Much to my chagrin, I’ve never been to Hooters. I pleaded with friends to have my going away party there when I moved away from San Francisco. But I think they were still mad at me for making them go to Benihana with me one night, so we didn’t go. (In another instance of things where I just can’t win, some of my lesbian friends still aren’t talking to me because we didn’t go to Hooters.) But with this book now firmly in my possession, I can make “Don’t Be Crabby” Dip, Mama Sue’s Chili (although where am I going to find 2 packages of Chili Seasoning Mix?), Roasted Veggie Mishmash (*wince*), and Papricot Chicken at home if I want to.
There’s also a recipe for a 7-Layer Salad from Lynne Austin who is the original Hooters girl, who says it’s the perfect dish to take “to a PTA meeting.” But I think not a lot would get done by the men at that meeting – and maybe a few of the women – if she showed up dressed like she is in the book. Yet I have to hand it to her – she’s pretty smart because if she cooks dressed like some of the pictures I’ve seen of her, she didn’t have to worry about getting too many of her clothes dirty. (On the other hand, I would recommend being a little more modest when deep-frying.)
And for those of you didn’t know you could make your own iced tea, which never occurred to me until the book said that they were going to reveal a big secret to us readers – which was that, yes! – you could make your own iced tea…who knew? So I’m happy to have a recipe for that as well. Which is a good thing, ’cause I need to cool down from looking at Lynne. Er, I mean her well-stacked 7-Layer Salad.
Unfortunately I didn’t have the six tea bags necessary to make ice tea.
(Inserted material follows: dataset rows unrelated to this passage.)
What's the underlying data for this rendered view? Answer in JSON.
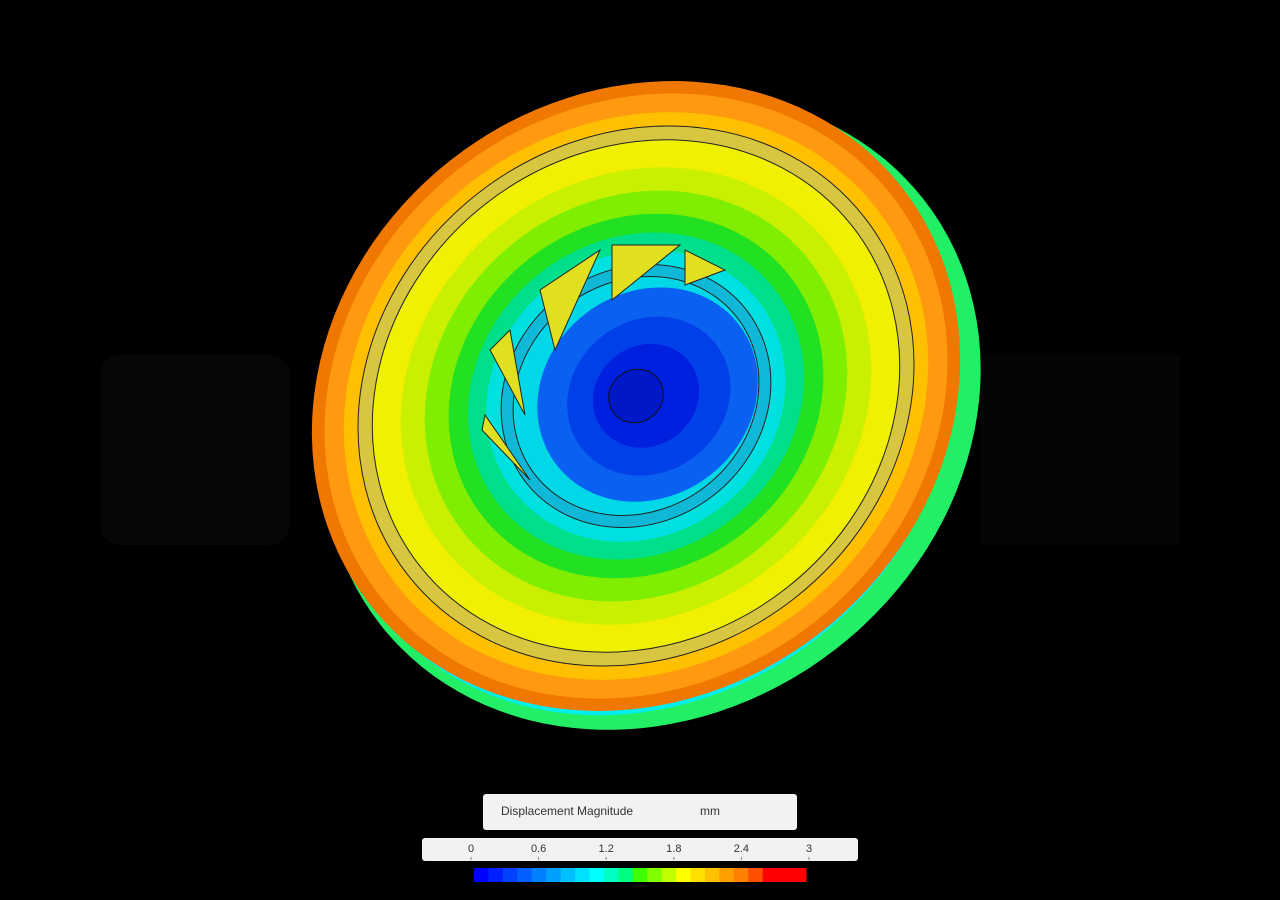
{
  "legend": {
    "title": "Displacement Magnitude",
    "unit": "mm",
    "ticks": [
      0,
      0.6,
      1.2,
      1.8,
      2.4,
      3
    ]
  }
}
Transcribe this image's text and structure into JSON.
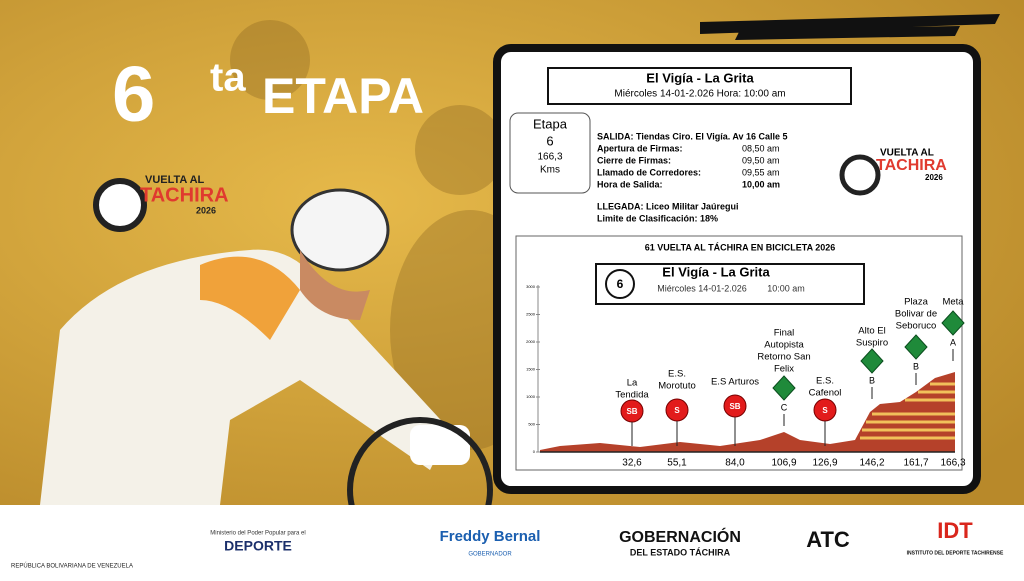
{
  "header": {
    "stage_number": "6",
    "stage_suffix": "ta",
    "stage_word": "ETAPA"
  },
  "logo": {
    "line1": "VUELTA AL",
    "line2": "TACHIRA",
    "year": "2026"
  },
  "card": {
    "title": "El Vigía - La Grita",
    "subtitle": "Miércoles 14-01-2.026   Hora: 10:00 am",
    "stage_box": [
      "Etapa",
      "6",
      "166,3",
      "Kms"
    ],
    "details": [
      "SALIDA: Tiendas Ciro. El Vigía. Av 16 Calle 5",
      "Apertura de Firmas:",
      "Cierre de Firmas:",
      "Llamado de Corredores:",
      "Hora de Salida:"
    ],
    "times": [
      "08,50 am",
      "09,50 am",
      "09,55 am",
      "10,00 am"
    ],
    "arrival": [
      "LLEGADA: Liceo Militar Jaúregui",
      "Limite de Clasificación:  18%"
    ]
  },
  "profile": {
    "heading": "61 VUELTA AL TÁCHIRA EN BICICLETA 2026",
    "stage": "6",
    "title": "El Vigía - La Grita",
    "date": "Miércoles 14-01-2.026",
    "time": "10:00 am",
    "yticks": [
      "3000",
      "2500",
      "2000",
      "1500",
      "1000",
      "500",
      "0"
    ],
    "points": [
      {
        "label": [
          "La",
          "Tendida"
        ],
        "badge": "SB",
        "km": "32,6"
      },
      {
        "label": [
          "E.S.",
          "Morotuto"
        ],
        "badge": "S",
        "km": "55,1"
      },
      {
        "label": [
          "E.S Arturos"
        ],
        "badge": "SB",
        "km": "84,0"
      },
      {
        "label": [
          "Final",
          "Autopista",
          "Retorno San",
          "Felix"
        ],
        "badge": "C",
        "km": "106,9"
      },
      {
        "label": [
          "E.S.",
          "Cafenol"
        ],
        "badge": "S",
        "km": "126,9"
      },
      {
        "label": [
          "Alto El",
          "Suspiro"
        ],
        "badge": "B",
        "km": "146,2"
      },
      {
        "label": [
          "Plaza",
          "Bolivar de",
          "Seboruco"
        ],
        "badge": "B",
        "km": "161,7"
      },
      {
        "label": [
          "Meta"
        ],
        "badge": "A",
        "km": "166,3"
      }
    ]
  },
  "footer": [
    "REPÚBLICA BOLIVARIANA DE VENEZUELA",
    "Ministerio del Poder Popular para el",
    "DEPORTE",
    "Freddy Bernal",
    "GOBERNADOR",
    "GOBERNACIÓN",
    "DEL ESTADO TÁCHIRA",
    "ATC",
    "IDT",
    "INSTITUTO DEL DEPORTE TACHIRENSE"
  ]
}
But I did have some onions and decided to tackle onion rings, which the recipe said would make my taste buds “do the wave.” I tried to translate that into French, which was a bit more of a challenge than I was ready to tackle, so I decided to let that one pass.
When I was done and all my onions had been dipped, fried and salted, I was thrilled to find in the back of the book, a certificate from “Chef Hootie, Dean of Man Food” which I signed. And what better way to celebrate my successful graduation?
4 to 6 servings
Inspired by The Hooters Cookbook (Arnica)
I know they like things spicy at Hooters, and the recipe in the book called for a whopping 1 tablespoon of ground black pepper and 2 tablespoons of “your favorite hot sauce.” I ended up using the mix below, although it you want to give them a try, you can come up with your own spices and seasonings. Ideally you should use a sweet onion, such as Vidalia.
- 1 cup (140 g) flour, plus more for dusting the onions
- or 3/4 cup (110 g) flour, plus 1/4 cup (35 g) cornmeal
- 1 cup (250 ml) beer
- 1 teaspoon freshly ground black pepper
- 1/2 teaspoon red pepper powder (I used ancho chile powder)
- 1/2 teaspoon salt
- 2 medium onions, peeled and cut in 1/3-inch (1 cm) thick rings
Peanut oil, for frying the onion rings
1. Mix the flour (or flour and cornmeal) in a bowl and stir in the beer, black and red pepper, and salt. Cover, and let sit one hour at room temperature.
2. In a wide saucepan or skillet, heat about 2 inches (5 cm) peanut oil until it reaches 370ºF (180ºC.)
3. Spread some flour on a plate and working in batches, toss 5 or 6 of the onion rings in the flour, then dip each one in the batter, shaking off any excess, then dropping them one at a time into the hot oil.
4. Cook the onion rings for a few minutes, turning them with a slotted spon or other utensil with holes, until browned on both sides. Remove and set on paper towels, or on a wire cooling rack above paper towels, to drain. While warm, salt the onion rings with additional salt. Continue to fry the rest of the onions the same way. Eat immediately.